A new failure mechanism in thin film by collaborative fracture and delamination: interacting duos of cracks

TL;DR

This paper investigates a novel failure mechanism in thin films involving collaborative fracture and delamination, revealing a characteristic detachment width and providing experimental, numerical, and theoretical insights into the pattern formation.

Contribution

It introduces a new failure mode involving coupled cracks and delamination in thin films, with a focus on the characteristic width and its dependence on material properties.

Findings

The system selects an equilibrium width about 25 times the film thickness.

The width is independent of fracture and adhesion energies.

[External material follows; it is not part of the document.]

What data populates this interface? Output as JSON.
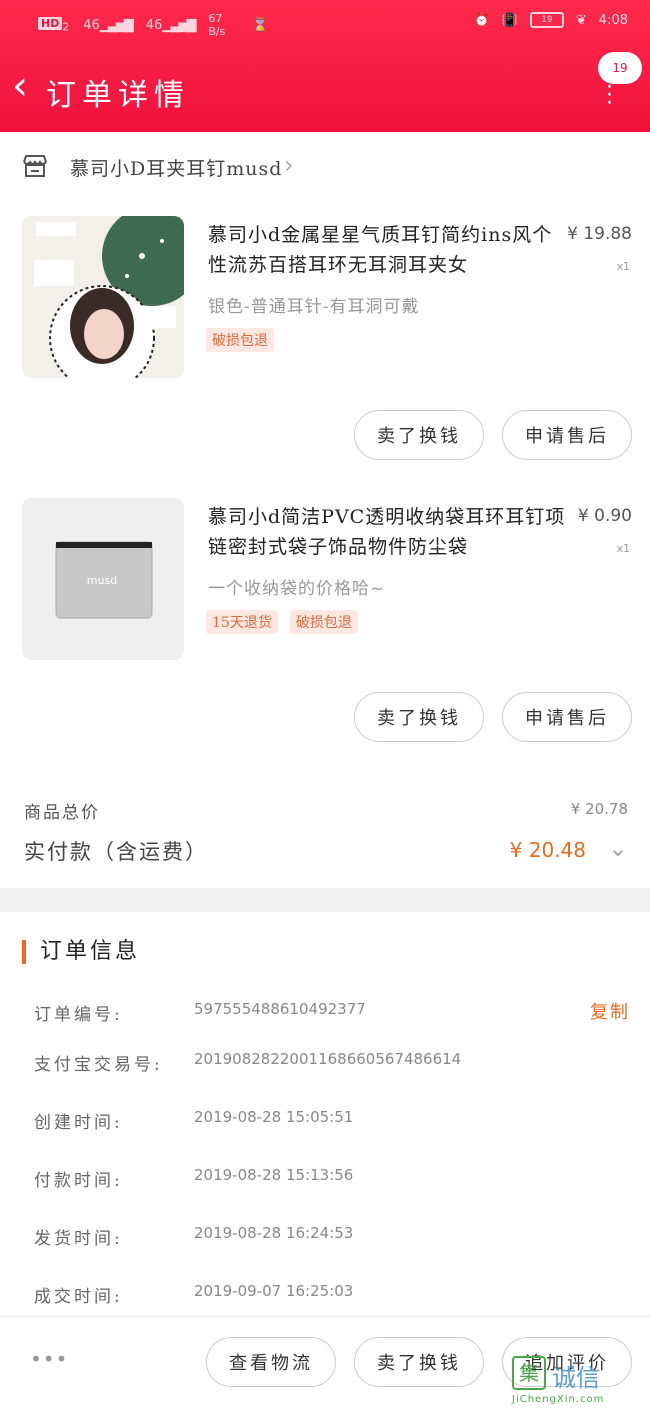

A simplified energy-based model explains pattern formation mechanisms.

Abstract

When a thin film moderately adherent to a substrate is subjected to residual stress, the cooperation between fracture and delamination leads to unusual fracture patterns, such as spirals, alleys of crescents and various types of strips, all characterized by a robust characteristic length scale. We focus on the propagation of a duo of cracks: two fractures in the film connected by a delamination front and progressively detaching a strip. We show experimentally that the system selects an equilibrium width on the order of 25 times the thickness of the coating and independent of both fracture and adhesion energies. We investigate numerically the selection of the width and the condition for propagation by considering Griffith's criterion and the principle of local symmetry. In addition, we propose a simplified model based on the criterion of maximum of energy release rate, which provides insights of the physical mechanisms leading to these regular patterns, and predicts the effect of material properties on the selected width of the detaching strip.